“Lovers and madmen have such seething brains,
Such shaping fantasies, that apprehend
More than cool reason ever comprehends.”
— William Shakespeare, A Midsummer Night’s Dream
Shakespeare was on to something with that whole “seething brain” thing. Apparently, the brains of people in love are awash in a bath of dopamine, norepinephrine, phenylethylamine, oxytocin, and other assorted chemicals that combine to create the feelings of excitement, attachment, and bliss in the presence of that one special person.
Knowing these objective scientific facts, however, does nothing to describe the inner experience of falling, and being, in love. Trying to describe what it’s like to be in love to someone who has never had the experience is next to impossible.
My favorite description of falling in love is the one attempted by Friend Owl in the classic Walt Disney movie, Bambi. In this scene the wise feathered mentor explains to his young friends what it feels like to be “twitterpated”:
“You begin to get weak in the knees, your head’s in a whirl, and then you feel light as a feather, and before you know it, you’re walking on air. And then you know what? You’re knocked for a loop, and you completely lose your head!”
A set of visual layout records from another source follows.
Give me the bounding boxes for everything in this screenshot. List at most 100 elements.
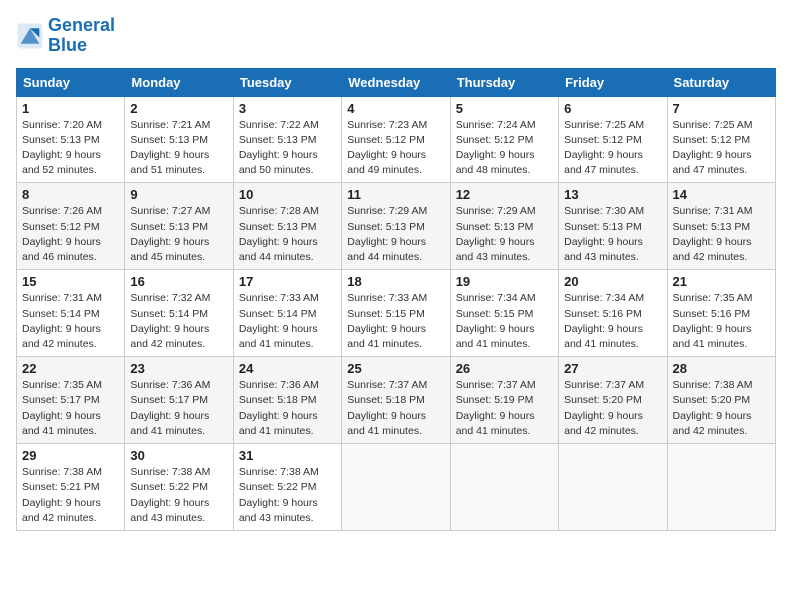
day-cell: 8 Sunrise: 7:26 AMSunset: 5:12 PMDayligh… xyxy=(17,183,125,270)
day-info: Sunrise: 7:37 AMSunset: 5:19 PMDaylight:… xyxy=(456,378,553,439)
day-number: 30 xyxy=(130,448,227,463)
day-cell: 11 Sunrise: 7:29 AMSunset: 5:13 PMDaylig… xyxy=(342,183,450,270)
day-number: 3 xyxy=(239,101,336,116)
day-info: Sunrise: 7:29 AMSunset: 5:13 PMDaylight:… xyxy=(347,204,444,265)
calendar-table: SundayMondayTuesdayWednesdayThursdayFrid… xyxy=(16,68,776,531)
day-cell: 25 Sunrise: 7:37 AMSunset: 5:18 PMDaylig… xyxy=(342,357,450,444)
logo-icon xyxy=(16,22,44,50)
day-number: 23 xyxy=(130,361,227,376)
day-cell: 30 Sunrise: 7:38 AMSunset: 5:22 PMDaylig… xyxy=(125,444,233,531)
day-number: 11 xyxy=(347,187,444,202)
day-cell: 14 Sunrise: 7:31 AMSunset: 5:13 PMDaylig… xyxy=(667,183,775,270)
day-info: Sunrise: 7:27 AMSunset: 5:13 PMDaylight:… xyxy=(130,204,227,265)
day-cell: 10 Sunrise: 7:28 AMSunset: 5:13 PMDaylig… xyxy=(233,183,341,270)
day-number: 14 xyxy=(673,187,770,202)
day-number: 25 xyxy=(347,361,444,376)
day-cell: 15 Sunrise: 7:31 AMSunset: 5:14 PMDaylig… xyxy=(17,270,125,357)
day-cell: 2 Sunrise: 7:21 AMSunset: 5:13 PMDayligh… xyxy=(125,96,233,183)
page-header: General Blue xyxy=(16,16,776,56)
day-cell xyxy=(450,444,558,531)
day-info: Sunrise: 7:35 AMSunset: 5:16 PMDaylight:… xyxy=(673,291,770,352)
day-info: Sunrise: 7:38 AMSunset: 5:21 PMDaylight:… xyxy=(22,465,119,526)
day-number: 24 xyxy=(239,361,336,376)
day-number: 21 xyxy=(673,274,770,289)
day-info: Sunrise: 7:36 AMSunset: 5:18 PMDaylight:… xyxy=(239,378,336,439)
logo-text: General Blue xyxy=(48,16,115,56)
day-cell: 24 Sunrise: 7:36 AMSunset: 5:18 PMDaylig… xyxy=(233,357,341,444)
weekday-header-monday: Monday xyxy=(125,68,233,96)
day-number: 28 xyxy=(673,361,770,376)
day-cell: 21 Sunrise: 7:35 AMSunset: 5:16 PMDaylig… xyxy=(667,270,775,357)
day-cell: 5 Sunrise: 7:24 AMSunset: 5:12 PMDayligh… xyxy=(450,96,558,183)
day-info: Sunrise: 7:22 AMSunset: 5:13 PMDaylight:… xyxy=(239,118,336,179)
day-cell xyxy=(342,444,450,531)
day-number: 8 xyxy=(22,187,119,202)
day-number: 19 xyxy=(456,274,553,289)
day-cell: 17 Sunrise: 7:33 AMSunset: 5:14 PMDaylig… xyxy=(233,270,341,357)
day-cell: 23 Sunrise: 7:36 AMSunset: 5:17 PMDaylig… xyxy=(125,357,233,444)
day-cell: 19 Sunrise: 7:34 AMSunset: 5:15 PMDaylig… xyxy=(450,270,558,357)
week-row-3: 15 Sunrise: 7:31 AMSunset: 5:14 PMDaylig… xyxy=(17,270,776,357)
day-cell: 16 Sunrise: 7:32 AMSunset: 5:14 PMDaylig… xyxy=(125,270,233,357)
day-cell xyxy=(559,444,667,531)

It’s easy to laugh at those who have “lost their head” in love, but we shouldn’t be too quick to dismiss their foolishness, which is able to perceive in their beloved far more than the cool, analytical gaze of reason could ever understand. There is a certain wisdom in such foolishness, and religious mystics of all traditions have used the metaphor of this wild, reckless love to speak about their relationship with the divine. The vision of love penetrates more deeply into the Real than mere logic can ever reach.
Romantic love can and often does lead to pain and heartbreak, but it also has the capacity to break our hearts open, leading to a new sensitivity, compassion, and even wisdom. My guess is that Friend Owl knew whereof he spoke, that he was speaking from personal experience, a time when he was lost in the wonder of wide-eyed, twitterpated love.
True love has depths and dimensions that go far beyond the early stage of infatuation, of course. But even as we grow in maturity, let us not forget to honor and celebrate the ecstatic and delightful energy of romantic love, and welcome its appearance in our world.